Luana Ferreira Lima, advogada do Centro Nacional de Defesa dos Direitos Humanos da População em Situação de Rua e dos Catadores de Materiais Recicláveis, ressalta que os moradores da Casa da Árvore estão exercendo o direito à cidade e deram outro significado para o espaço público. “Aqui era um estacionamento, utilizado de maneira irregular, com muito lixo. Eles limparam e fizeram a biblioteca, que é muito importante para a comunidade”, aponta.
A biblioteca
Grace é a responsável por organizar a biblioteca, que tem publicações de diversos tipos, desde romances, gibis e até livros didáticos. Ela explica que a maior parte é fruto de doações, mas que muitos ela e os outros moradores encontram no lixo.
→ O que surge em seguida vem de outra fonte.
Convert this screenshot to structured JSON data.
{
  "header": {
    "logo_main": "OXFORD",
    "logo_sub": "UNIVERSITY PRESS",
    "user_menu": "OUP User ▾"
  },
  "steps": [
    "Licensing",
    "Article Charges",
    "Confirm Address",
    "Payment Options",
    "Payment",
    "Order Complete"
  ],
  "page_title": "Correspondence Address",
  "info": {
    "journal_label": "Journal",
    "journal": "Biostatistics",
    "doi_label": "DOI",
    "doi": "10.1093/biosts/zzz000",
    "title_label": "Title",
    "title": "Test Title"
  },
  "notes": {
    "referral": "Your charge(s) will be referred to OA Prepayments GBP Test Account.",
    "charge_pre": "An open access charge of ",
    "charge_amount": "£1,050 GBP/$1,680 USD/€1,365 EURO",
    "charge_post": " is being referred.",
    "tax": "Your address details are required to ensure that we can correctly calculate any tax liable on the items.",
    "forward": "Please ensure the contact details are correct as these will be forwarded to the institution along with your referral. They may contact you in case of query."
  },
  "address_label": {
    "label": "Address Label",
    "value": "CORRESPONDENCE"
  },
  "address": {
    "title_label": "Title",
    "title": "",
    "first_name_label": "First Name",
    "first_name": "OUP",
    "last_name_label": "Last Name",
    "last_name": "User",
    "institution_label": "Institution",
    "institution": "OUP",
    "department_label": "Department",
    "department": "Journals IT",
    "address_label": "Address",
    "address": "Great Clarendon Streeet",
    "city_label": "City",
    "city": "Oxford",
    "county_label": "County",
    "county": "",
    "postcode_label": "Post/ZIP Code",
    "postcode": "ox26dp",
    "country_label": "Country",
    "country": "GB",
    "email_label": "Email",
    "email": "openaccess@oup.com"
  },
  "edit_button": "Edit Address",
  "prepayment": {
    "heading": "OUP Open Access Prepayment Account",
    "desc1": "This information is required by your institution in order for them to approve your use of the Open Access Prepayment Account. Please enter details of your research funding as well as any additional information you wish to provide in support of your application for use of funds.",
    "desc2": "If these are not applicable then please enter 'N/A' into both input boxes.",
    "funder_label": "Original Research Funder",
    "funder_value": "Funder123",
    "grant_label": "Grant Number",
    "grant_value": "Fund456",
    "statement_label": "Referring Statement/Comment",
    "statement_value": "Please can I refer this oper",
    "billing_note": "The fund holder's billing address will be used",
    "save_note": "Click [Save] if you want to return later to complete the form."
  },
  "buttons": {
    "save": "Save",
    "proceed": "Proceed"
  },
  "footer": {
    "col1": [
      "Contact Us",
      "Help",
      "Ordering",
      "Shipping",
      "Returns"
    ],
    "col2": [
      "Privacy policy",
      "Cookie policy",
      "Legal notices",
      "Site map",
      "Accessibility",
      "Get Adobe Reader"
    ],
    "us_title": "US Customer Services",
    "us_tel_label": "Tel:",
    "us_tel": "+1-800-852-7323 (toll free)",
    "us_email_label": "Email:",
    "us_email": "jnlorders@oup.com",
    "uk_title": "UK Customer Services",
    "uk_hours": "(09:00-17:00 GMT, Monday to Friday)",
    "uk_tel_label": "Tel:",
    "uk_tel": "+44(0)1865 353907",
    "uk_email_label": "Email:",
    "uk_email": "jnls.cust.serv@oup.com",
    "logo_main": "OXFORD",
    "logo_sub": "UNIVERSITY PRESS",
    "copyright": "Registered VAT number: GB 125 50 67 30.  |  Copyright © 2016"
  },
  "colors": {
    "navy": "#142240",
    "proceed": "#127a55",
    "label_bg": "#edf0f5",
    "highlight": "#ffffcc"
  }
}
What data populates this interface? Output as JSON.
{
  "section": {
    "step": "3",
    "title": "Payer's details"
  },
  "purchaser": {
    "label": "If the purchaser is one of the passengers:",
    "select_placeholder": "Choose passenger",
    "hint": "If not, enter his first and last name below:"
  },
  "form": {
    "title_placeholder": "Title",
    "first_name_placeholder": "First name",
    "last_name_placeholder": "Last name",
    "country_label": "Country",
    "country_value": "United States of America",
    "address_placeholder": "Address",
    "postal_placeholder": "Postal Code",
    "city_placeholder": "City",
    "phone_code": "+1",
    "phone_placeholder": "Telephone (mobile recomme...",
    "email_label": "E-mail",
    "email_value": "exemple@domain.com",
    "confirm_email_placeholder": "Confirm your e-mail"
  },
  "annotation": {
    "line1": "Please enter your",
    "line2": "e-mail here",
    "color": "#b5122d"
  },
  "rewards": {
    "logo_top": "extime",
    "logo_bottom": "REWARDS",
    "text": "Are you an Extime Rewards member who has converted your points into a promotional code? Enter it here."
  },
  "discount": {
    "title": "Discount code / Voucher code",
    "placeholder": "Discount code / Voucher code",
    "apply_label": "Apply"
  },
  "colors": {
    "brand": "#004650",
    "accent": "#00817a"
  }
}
Apaixonada pela leitura, Grace conta que o local funciona 24 horas e, por isso, não consegue contar o tanto de gente que aparece, pegando ou trocando livros. “Eu me dedico com a alma a essa biblioteca”, fala, sorridente. Aos 30 anos, Grace vislumbra um dia fazer faculdade de letras e dar aulas “Meu sonho é ensinar à terceira idade, porque, pra mim, a fase mais bonita da vida é a velhice”, diz.
Segundo Neide, a biblioteca é uma forma de prestar serviço aos moradores da região, que, na maioria, apoia a permanência dos moradores. “Fizemos um abaixo assinado e em poucos dias coletamos mais de 500 assinaturas. Alunos de escolas públicas, de ensino superior e professores têm vindo visitar, porque aqui é um espaço completamente diferente”, relata.
Próximos passos
Embora esteja suspensa a desocupação, a situação da Casa da Árvore segue instável. De acordo com Luana, a Promotoria de Direitos Humanos foi acionada e há irregularidades na notificação emitida pela PBH. “Queremos que a Prefeitura discuta sobre esse espaço com os seus moradores, garantindo a dignidade delas, a proteção, a assistência à saúde e que não seja feita nenhuma ação de retirada arbitrária e violenta”, aponta a advogada.
Programação. No domingo (24), pela manhã, vai acontecer uma oficina de percussão e, à tarde, um mutirão de organização da biblioteca. Um coletivo de arquitetos fará uma visita e discutirá medidas para melhorar a estrutura da Casa.